The IRS allows the taxpayer to arrange his or her deals in the light most favorable to them, i.e. to lower tax liability, but only if the arrangement is legal.

 

Self-Employed? (i.e. own your own business?)

Thursday, November 30th, 2006

This is a good site on how to fill out your taxes if your self-employed. (Link) Pay close close attention to Step 17 in Determining expenses, the one that deals with self-employment tax. A little tax that currently amounts to 15.3% of your income. The problem is that you should be sending in your employment tax on a quarterly basis, not trying to figure out how much you owe at the end of the year. When you are self-employed, the entire burden for paying employment taxes and prepaying estimated income tax liability is left to you. That’s why you need to pay estimated taxes in quarterly installments to the U.S. Treasury; otherwise, you may be subject to underpayment penalties.

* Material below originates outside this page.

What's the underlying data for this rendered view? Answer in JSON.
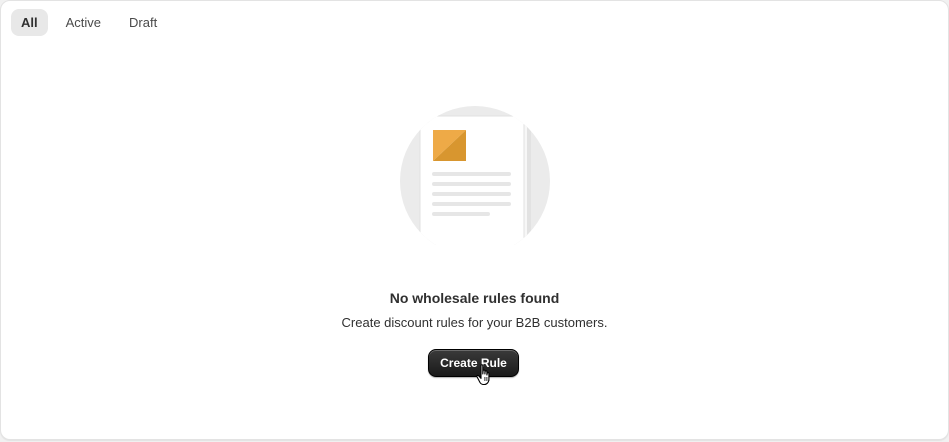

The question comes to, because SE tax is mandatory, how does one reduce it? By owning your own company, there are legal ways to incorporate or alter your business entity to reduce the SE tax owed. Contact us, if you’d like more info.

Here’s the thing when I hear individuals wanting to avoid the SE Tax: Social security benefits are available to self-employed persons just as they are to wage earners. Your payments of SE tax contribute to your coverage under the social security system. Social security coverage provides you with retirement benefits, disability benefits, survivor benefits, and hospital insurance (Medicare) benefits.

Caution: By not reporting all your self-employment income, you could cause your social security benefits to be lower when you retire.

So there’s a couple of issues to grapple with 1) Will Medicare and other SS benefits be there when you’re old?, and 2) Can you create your own little nest egg that you don’t need SS, i.e. can you save better than the SSI?

However much that you pay in SE tax, remember to take half of it as a deduction off of Form 1040, line 27.

 

Another Example of Tax Evasion: This time - Not paying employment taxes

Thursday, November 30th, 2006

The Edmonds-based Skipper’s seafood chain has filed for Chapter 11 bankruptcy protection — seeking to close five unprofitable restaurants, including one in Ballard, and resolve $1.9 million in unpaid employment taxes and IRS penalties.

Attributing the problems in part to efforts by the company’s finance director, Eric Li, to “cover up the accruing tax debt” through false financial reports to senior managers and owners.